Maxim tilted his head, narrowing his eyes. “You’re holdingyourself back, like you’re waiting to fail. Like you don’t belong here.”
I swallowed, my throat dry. “Because I don’t.” My voice was quieter now, rougher. “I don’t fit in. Everything is too much. You are too much. This whole place—” I gestured vaguely toward the door. “It’s not me. Sure, I could do it if I were just an intern copying some papers, but I know nothing about you and your business.”
Maxim studied me for a long moment, then exhaled slowly. “You work directly for me. You have more clout in this office than you realize. If you say I’m unavailable, no one gets through that door. If you tell someone to leave, they leave. And do you know why?”
I exhaled sharply. “Because you’re my boss?”

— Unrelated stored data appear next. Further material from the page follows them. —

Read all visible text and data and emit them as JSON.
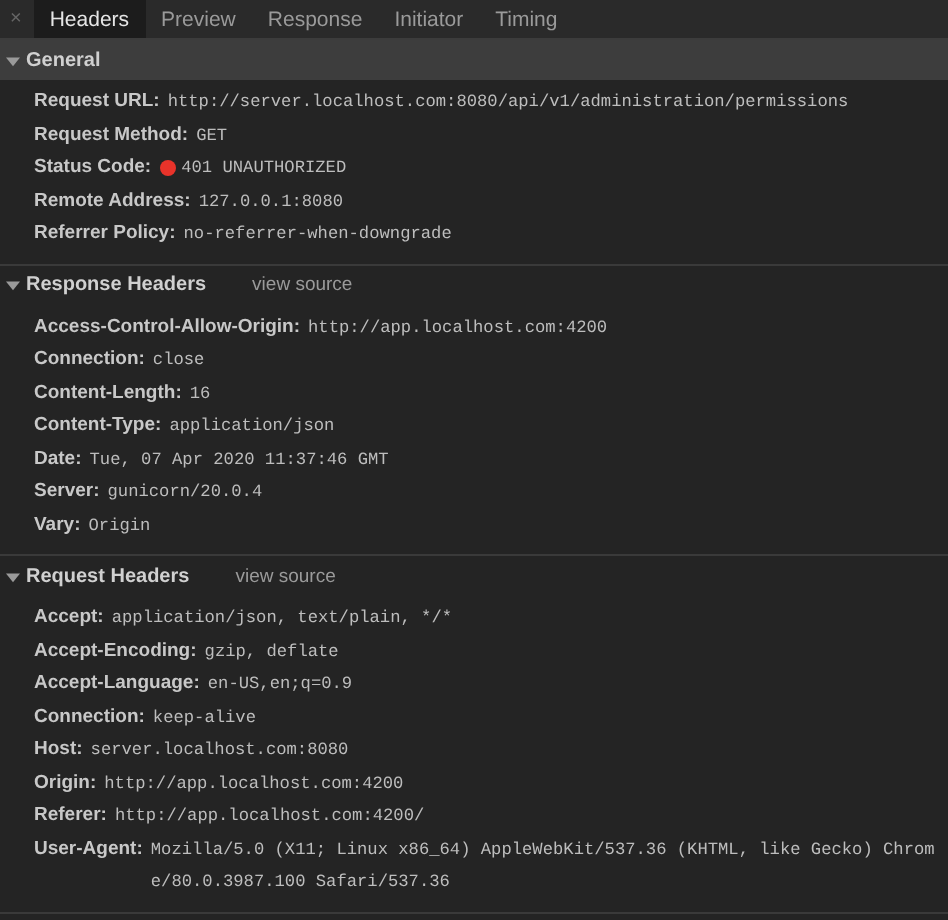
{
  "tabs": [
    {
      "label": "Headers",
      "selected": true
    },
    {
      "label": "Preview",
      "selected": false
    },
    {
      "label": "Response",
      "selected": false
    },
    {
      "label": "Initiator",
      "selected": false
    },
    {
      "label": "Timing",
      "selected": false
    }
  ],
  "close_icon": "×",
  "sections": [
    {
      "title": "General",
      "expanded": true,
      "selected": true,
      "rows": [
        {
          "name": "Request URL:",
          "value": "http://server.localhost.com:8080/api/v1/administration/permissions"
        },
        {
          "name": "Request Method:",
          "value": "GET"
        },
        {
          "name": "Status Code:",
          "value": "401 UNAUTHORIZED",
          "color": "#e8332a"
        },
        {
          "name": "Remote Address:",
          "value": "127.0.0.1:8080"
        },
        {
          "name": "Referrer Policy:",
          "value": "no-referrer-when-downgrade"
        }
      ]
    },
    {
      "title": "Response Headers",
      "expanded": true,
      "selected": false,
      "link": "view source",
      "rows": [
        {
          "name": "Access-Control-Allow-Origin:",
          "value": "http://app.localhost.com:4200"
        },
        {
          "name": "Connection:",
          "value": "close"
        },
        {
          "name": "Content-Length:",
          "value": "16"
        },
        {
          "name": "Content-Type:",
          "value": "application/json"
        },
        {
          "name": "Date:",
          "value": "Tue, 07 Apr 2020 11:37:46 GMT"
        },
        {
          "name": "Server:",
          "value": "gunicorn/20.0.4"
        },
        {
          "name": "Vary:",
          "value": "Origin"
        }
      ]
    },
    {
      "title": "Request Headers",
      "expanded": true,
      "selected": false,
      "link": "view source",
      "rows": [
        {
          "name": "Accept:",
          "value": "application/json, text/plain, */*"
        },
        {
          "name": "Accept-Encoding:",
          "value": "gzip, deflate"
        },
        {
          "name": "Accept-Language:",
          "value": "en-US,en;q=0.9"
        },
        {
          "name": "Connection:",
          "value": "keep-alive"
        },
        {
          "name": "Host:",
          "value": "server.localhost.com:8080"
        },
        {
          "name": "Origin:",
          "value": "http://app.localhost.com:4200"
        },
        {
          "name": "Referer:",
          "value": "http://app.localhost.com:4200/"
        },
        {
          "name": "User-Agent:",
          "value": "Mozilla/5.0 (X11; Linux x86_64) AppleWebKit/537.36 (KHTML, like Gecko) Chrome/80.0.3987.100 Safari/537.36"
        }
      ]
    }
  ]
}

“No.” He leaned in slightly. “Because I’m giving you that power.” For the first time, his voice held no anger, just certainty. “That’s all authority is, Wren. People listen to you because they know I have your back. But you need to act like it.”
I stared at him.
No one had ever put it like that.
“So, what?” I asked. “You want me to act like some kind of?—”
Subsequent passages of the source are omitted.